Revista Casa Marx

Giovanna Magalhães: “muitas medidas de precarização da Copa estão na ’reforma’ trabalhista”

Diana Assunção

Entrevista com Giovanna Maria Magalhães Souto Maior, autora do livro “Retrocesso trabalhista: um estudo a partir dos efeitos da Copa do Mundo no Brasil”, concedida à Diana Assunção.

Ideias de Esquerda:No livro “Retrocesso trabalhista: um estudo a partir dos efeitos da Copa do Mundo no Brasil” você levanta a hipótese de que os arranjos necessários para a realização da Copa do Mundo de 2014 abriram espaço para um retrocesso trabalhista sem precedentes. Você pode comentar sobre essa hipótese?
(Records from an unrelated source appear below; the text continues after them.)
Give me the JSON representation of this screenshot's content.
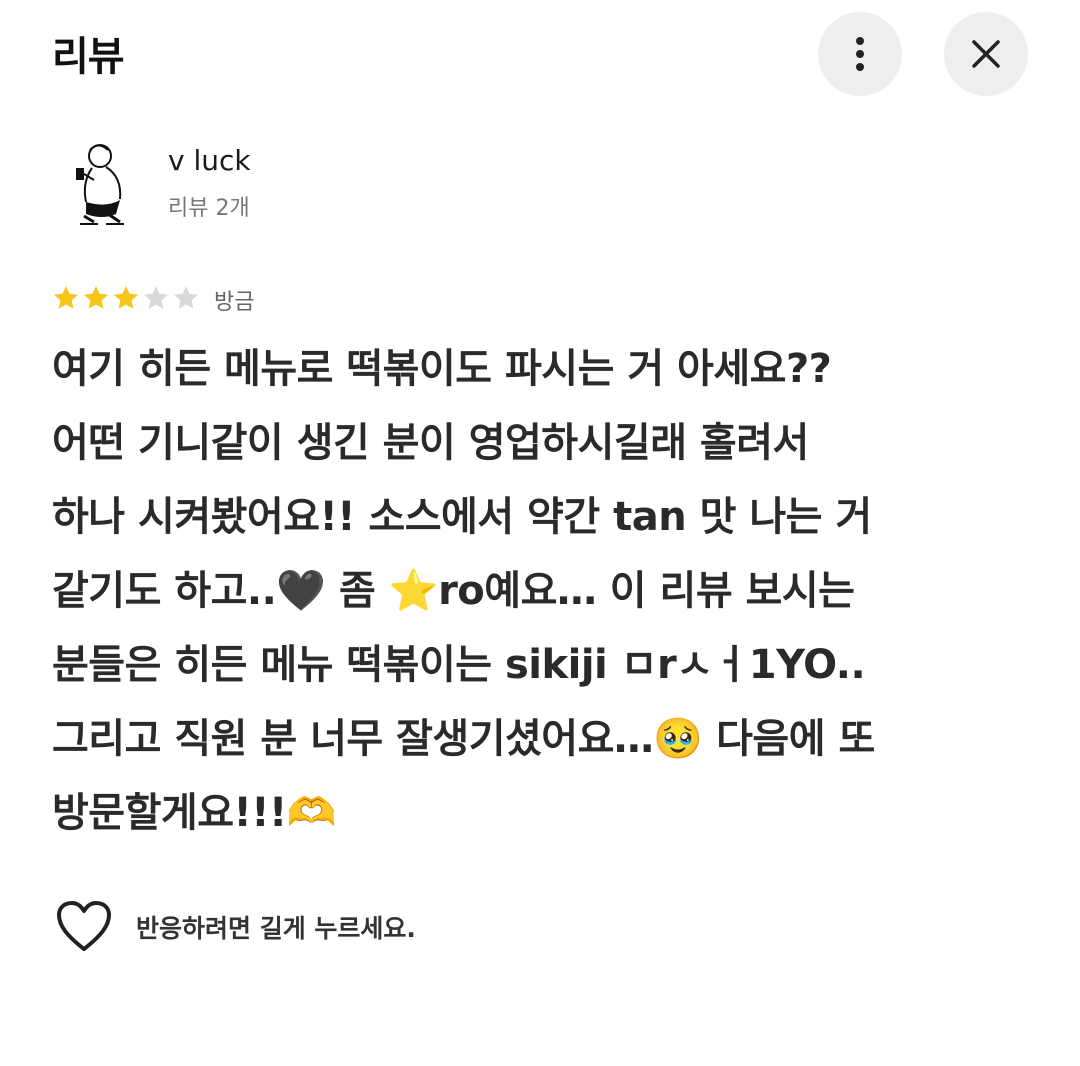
{
  "header": {
    "title": "리뷰",
    "more_icon": "more-vertical-icon",
    "close_icon": "close-icon"
  },
  "user": {
    "name": "v luck",
    "review_count": "리뷰 2개",
    "avatar_icon": "drawn-person-avatar"
  },
  "review": {
    "rating": 3,
    "max_rating": 5,
    "time": "방금",
    "lines": [
      "여기 히든 메뉴로 떡볶이도 파시는 거 아세요??",
      "어떤 기니같이 생긴 분이 영업하시길래 홀려서",
      "하나 시켜봤어요!! 소스에서 약간 tan 맛 나는 거",
      "같기도 하고..🖤 좀 ⭐ro예요… 이 리뷰 보시는",
      "분들은 히든 메뉴 떡볶이는 sikiji ㅁrㅅㅓ1YO..",
      "그리고 직원 분 너무 잘생기셨어요…🥹 다음에 또",
      "방문할게요!!!🫶"
    ]
  },
  "reaction": {
    "hint": "반응하려면 길게 누르세요.",
    "icon": "heart-outline-icon"
  },
  "colors": {
    "star_filled": "#F5C518",
    "star_empty": "#D9D9D9",
    "button_bg": "#EEEEEE"
  }
}
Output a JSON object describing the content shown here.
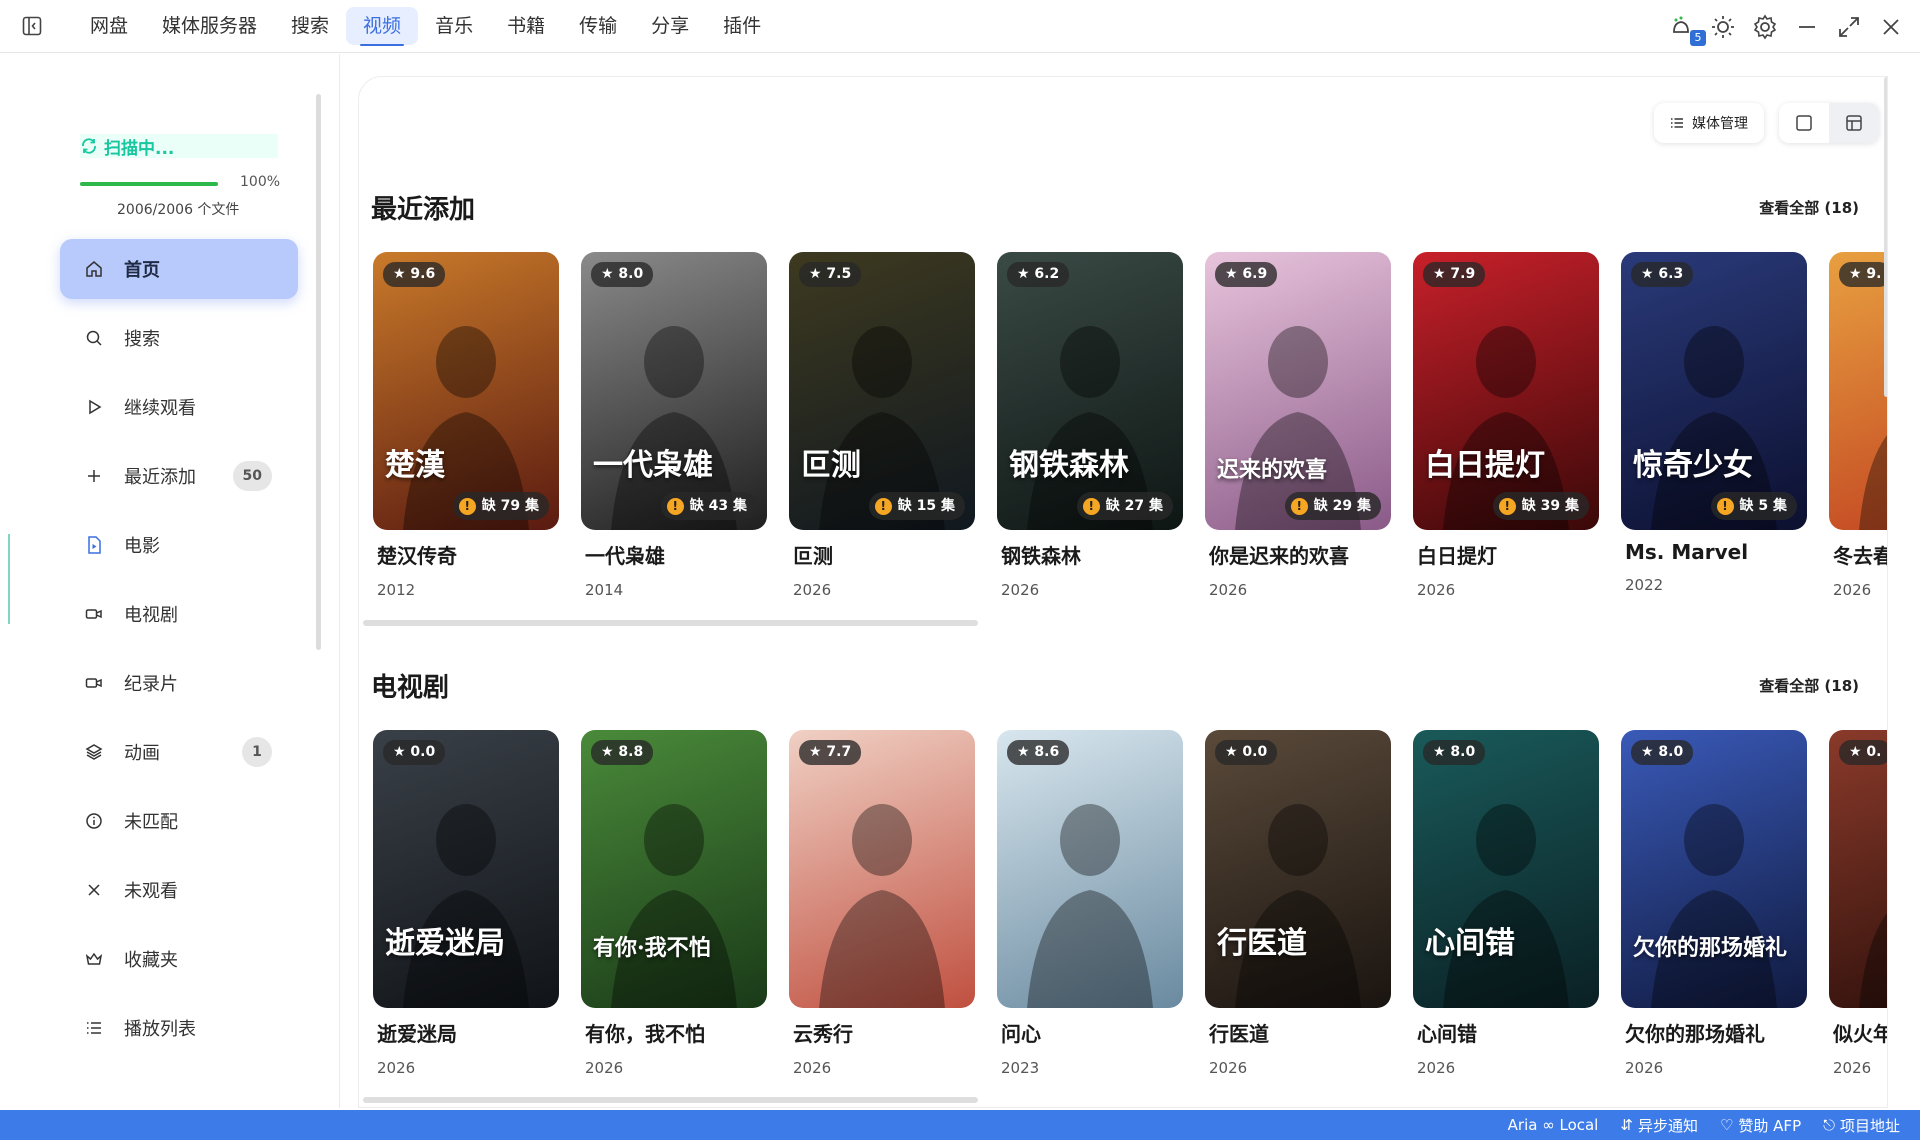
{
  "nav": {
    "tabs": [
      "网盘",
      "媒体服务器",
      "搜索",
      "视频",
      "音乐",
      "书籍",
      "传输",
      "分享",
      "插件"
    ],
    "active_tab": "视频",
    "notification_count": "5"
  },
  "sidebar": {
    "scan_status": "扫描中...",
    "progress_percent": "100%",
    "progress_fraction": 1.0,
    "file_count": "2006/2006 个文件",
    "items": [
      {
        "label": "首页",
        "icon": "home-icon",
        "active": true
      },
      {
        "label": "搜索",
        "icon": "search-icon"
      },
      {
        "label": "继续观看",
        "icon": "play-icon"
      },
      {
        "label": "最近添加",
        "icon": "plus-icon",
        "count": "50"
      },
      {
        "label": "电影",
        "icon": "file-video-icon"
      },
      {
        "label": "电视剧",
        "icon": "camera-icon"
      },
      {
        "label": "纪录片",
        "icon": "camera-icon"
      },
      {
        "label": "动画",
        "icon": "layers-icon",
        "count": "1"
      },
      {
        "label": "未匹配",
        "icon": "info-icon"
      },
      {
        "label": "未观看",
        "icon": "x-icon"
      },
      {
        "label": "收藏夹",
        "icon": "crown-icon"
      },
      {
        "label": "播放列表",
        "icon": "list-icon"
      }
    ]
  },
  "toolbar": {
    "media_manage": "媒体管理"
  },
  "sections": [
    {
      "title": "最近添加",
      "view_all": "查看全部 (18)",
      "cards": [
        {
          "title": "楚汉传奇",
          "year": "2012",
          "rating": "★ 9.6",
          "missing": "缺 79 集",
          "poster_text": "楚漢",
          "colors": [
            "#c97a2a",
            "#5a1a10"
          ]
        },
        {
          "title": "一代枭雄",
          "year": "2014",
          "rating": "★ 8.0",
          "missing": "缺 43 集",
          "poster_text": "一代枭雄",
          "colors": [
            "#8a8a8a",
            "#1f1f1f"
          ]
        },
        {
          "title": "叵测",
          "year": "2026",
          "rating": "★ 7.5",
          "missing": "缺 15 集",
          "poster_text": "叵测",
          "colors": [
            "#3e3a20",
            "#101820"
          ]
        },
        {
          "title": "钢铁森林",
          "year": "2026",
          "rating": "★ 6.2",
          "missing": "缺 27 集",
          "poster_text": "钢铁森林",
          "colors": [
            "#3a4a45",
            "#0e1614"
          ]
        },
        {
          "title": "你是迟来的欢喜",
          "year": "2026",
          "rating": "★ 6.9",
          "missing": "缺 29 集",
          "poster_text": "迟来的欢喜",
          "colors": [
            "#e8c4dc",
            "#8a5a88"
          ]
        },
        {
          "title": "白日提灯",
          "year": "2026",
          "rating": "★ 7.9",
          "missing": "缺 39 集",
          "poster_text": "白日提灯",
          "colors": [
            "#c8202a",
            "#3a0808"
          ]
        },
        {
          "title": "Ms. Marvel",
          "year": "2022",
          "rating": "★ 6.3",
          "missing": "缺 5 集",
          "poster_text": "惊奇少女",
          "colors": [
            "#2a3a7a",
            "#0c1030"
          ]
        },
        {
          "title": "冬去春来",
          "year": "2026",
          "rating": "★ 9.",
          "missing": "",
          "poster_text": "",
          "colors": [
            "#e8a040",
            "#c04020"
          ]
        }
      ]
    },
    {
      "title": "电视剧",
      "view_all": "查看全部 (18)",
      "cards": [
        {
          "title": "逝爱迷局",
          "year": "2026",
          "rating": "★ 0.0",
          "missing": "",
          "poster_text": "逝爱迷局",
          "colors": [
            "#3a4048",
            "#101418"
          ]
        },
        {
          "title": "有你，我不怕",
          "year": "2026",
          "rating": "★ 8.8",
          "missing": "",
          "poster_text": "有你·我不怕",
          "colors": [
            "#4a8a3a",
            "#1a3a18"
          ]
        },
        {
          "title": "云秀行",
          "year": "2026",
          "rating": "★ 7.7",
          "missing": "",
          "poster_text": "",
          "colors": [
            "#f0d0c4",
            "#c05040"
          ]
        },
        {
          "title": "问心",
          "year": "2023",
          "rating": "★ 8.6",
          "missing": "",
          "poster_text": "",
          "colors": [
            "#d8e6ee",
            "#6a8aa0"
          ]
        },
        {
          "title": "行医道",
          "year": "2026",
          "rating": "★ 0.0",
          "missing": "",
          "poster_text": "行医道",
          "colors": [
            "#5a4a3a",
            "#1a1410"
          ]
        },
        {
          "title": "心间错",
          "year": "2026",
          "rating": "★ 8.0",
          "missing": "",
          "poster_text": "心间错",
          "colors": [
            "#1a5a5a",
            "#0a2024"
          ]
        },
        {
          "title": "欠你的那场婚礼",
          "year": "2026",
          "rating": "★ 8.0",
          "missing": "",
          "poster_text": "欠你的那场婚礼",
          "colors": [
            "#3a5ab8",
            "#101a40"
          ]
        },
        {
          "title": "似火年华",
          "year": "2026",
          "rating": "★ 0.",
          "missing": "",
          "poster_text": "",
          "colors": [
            "#8a3a2a",
            "#2a0e0a"
          ]
        }
      ]
    }
  ],
  "statusbar": {
    "aria": "Aria ∞ Local",
    "sync": "异步通知",
    "sponsor": "赞助 AFP",
    "project": "项目地址"
  }
}
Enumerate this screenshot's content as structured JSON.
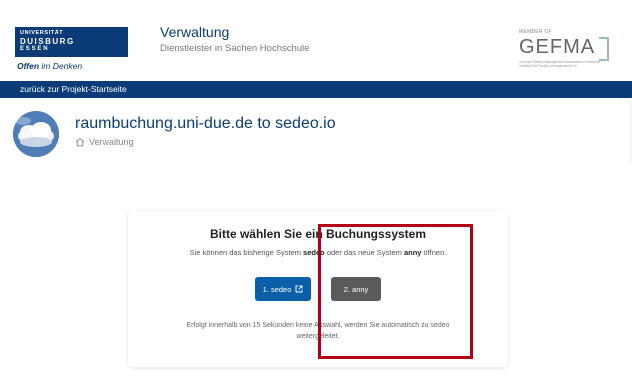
{
  "header": {
    "uni_logo": {
      "line1": "UNIVERSITÄT",
      "line2": "DUISBURG",
      "line3": "ESSEN",
      "tagline_prefix": "Offen",
      "tagline_suffix": "im Denken"
    },
    "title": "Verwaltung",
    "subtitle": "Dienstleister in Sachen Hochschule",
    "partner_logo": {
      "member_text": "MEMBER OF",
      "brand": "GEFMA",
      "fine_print": "German Facility Management Association Deutscher Verband für Facility Management e.V."
    }
  },
  "nav": {
    "back_link": "zurück zur Projekt-Startseite"
  },
  "project": {
    "title": "raumbuchung.uni-due.de to sedeo.io",
    "breadcrumb": "Verwaltung",
    "home_icon": "home-icon"
  },
  "card": {
    "title": "Bitte wählen Sie ein Buchungssystem",
    "desc_prefix": "Sie können das bisherige System ",
    "desc_system1": "sedeo",
    "desc_middle": " oder das neue System ",
    "desc_system2": "anny",
    "desc_suffix": " öffnen.",
    "button1_label": "1. sedeo",
    "button1_icon": "external-link-icon",
    "button2_label": "2. anny",
    "footnote": "Erfolgt innerhalb von 15 Sekunden keine Auswahl, werden Sie automatisch zu sedeo weitergeleitet."
  },
  "colors": {
    "brand_blue": "#0b3c78",
    "button_blue": "#0b5ea8",
    "button_grey": "#5b5b5b",
    "highlight_red": "#b40014"
  }
}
Giovanna Maria Magalhães Souto Maior: A hipótese apresentada neste estudo é a de que as concessões feitas ao poder econômico pelo Estado brasileiro, para a realização da Copa do Mundo de Futebol no Brasil, em 2014, incluindo a preparação para o megaevento, o que foi facilitado por uma série de elementos culturais, sociais, políticos e econômicos, que abrangem o futebol no nosso país, possibilitaram o aprofundamento do processo de fissuras na rede de proteção social do país, abrindo espaços ainda maiores para a generalização da precarização, fragilizando as bases do Direito do Trabalho.

Aqueles arranjos explicam muito do que vivenciamos hoje, em termos de retração de direitos trabalhistas.

A hipótese não é a de que a Copa em si é a razão do momento atual, e sim o quanto as concessões feitas para que o Brasil, efetivamente, se concretizasse como o país sede do mundial, refletiram nos cenários políticos e econômicos nacionais, afetando o projeto constitucional em torno dos direitos sociais.
As exigências feitas pela FIFA ao governo brasileiro foram muitas. Diversas dessas exigências não eram abarcadas pela legislação nacional, o que motivou a atuação do governo na direção da criação de normas específicas e excepcionais de modo a conferir garantias para o “sucesso” do Mundial. A criação da Lei Geral da Copa é um exemplo disso.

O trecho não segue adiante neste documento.